Power and domination are central concepts in social science and identifying the tipping point where power turns into domination is a topic that is at the heart of many studies. The difference between power and domination is simply defined as having power to or power over something or someone else.
In nature there are three basic types of power structure distinctive in mammals: (a) solo, (b) herd, and (c) hierarchical. Solo mammals like tigers and bears, live alone except for mating purposes. Herd mammals, like sheep and gazelles have no social structure but mingle around each other for safety in numbers to ward off predators. Hierarchical mammals, like wolves, chimps and humans, have an instinct for social organization which translates to top dogs and underdogs. For example, in an organizational environment with hierarchical power structures, people compete for higher ranks (Sommer, 2012). This can create a dog eat dog environment for individuals with self-interest motives that thirst for power. The unavoidable dynamic forces of power and domination become distorted because of individuals with hidden agendas, misguided views, and a misrepresentation of authority.
In his book, Unlimited Power, Tony Robbins (1977) states:
Power is the ability to change your life, shape your perceptions, make things work for you and not against you. Real power is shared, not imposed. It’s the ability to define human needs and fulfill them – yours and the needs of people you care about. It’s the ability to direct your own personal kingdom – your own thought processes, your own behavior – so you produce the precise results you desire (p. 5).

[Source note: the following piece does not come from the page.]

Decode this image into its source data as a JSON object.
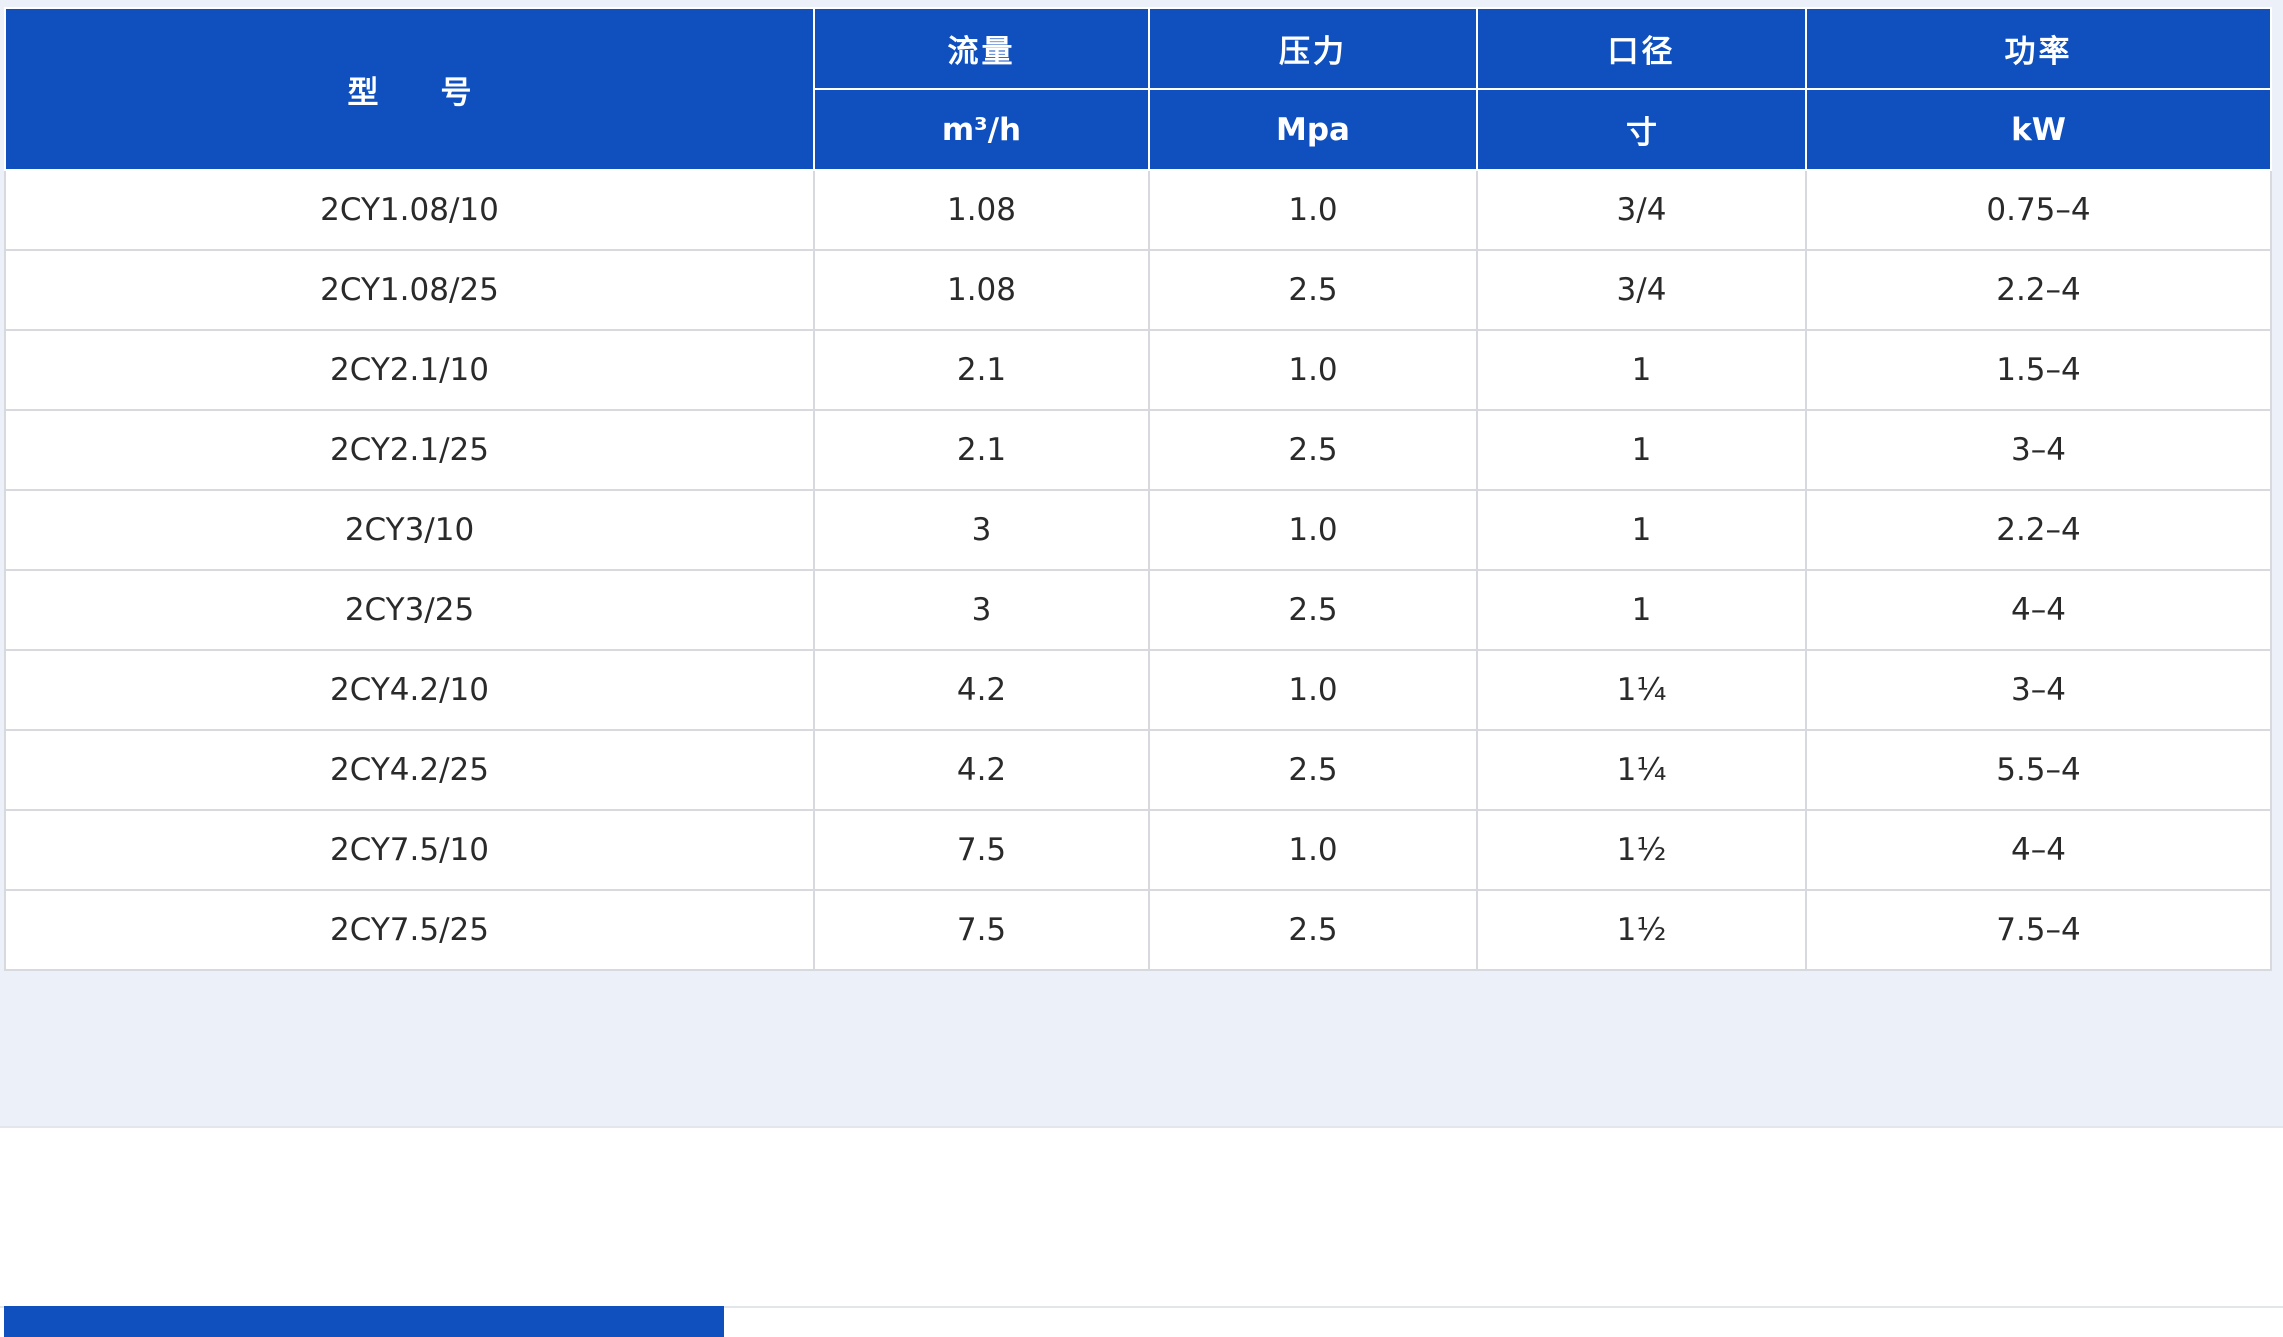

This is empowering information, however unless compassion is also embraced as an element, unlimited power without compassion encourages those with Machiavellian personalities that crave power to engage in practices that dominate others. These kind of individuals are willing to manipulate a situation or others to achieve personal gain and are more than willing to seek unauthorized and unethical means to attain power, control, fortune and fame in their domain (Baack, 2012). They engage in tactics seeking alliance with others like minded or content to act as followers, and use any means available to divide and conquer seeking to build their empires.
When an individual is in a role of authority, they can either choose to be leader that dominates others, using whatever means they can to achieve their end goal, or they can choose to be the kind of leader that helps people discover and develop their own unique qualities of greatness. These kinds of leaders find their success in the success of others. I believe we can harness the power of the mind to have, do, achieve and create anything we want. The key in how to achieves one’s goals lies within each individual’s moral compass.
Baack, D. (2012). Organizational behavior. San Diego, CA: Bridgepoint Education, Inc.
Robbins, A. (1977). Unlimited Power. (p. 5). New York, NY: Free Press.
Sommer, L. (2012). Beyond office politics. Seattle, WA: CreateSpace Independent Publishing.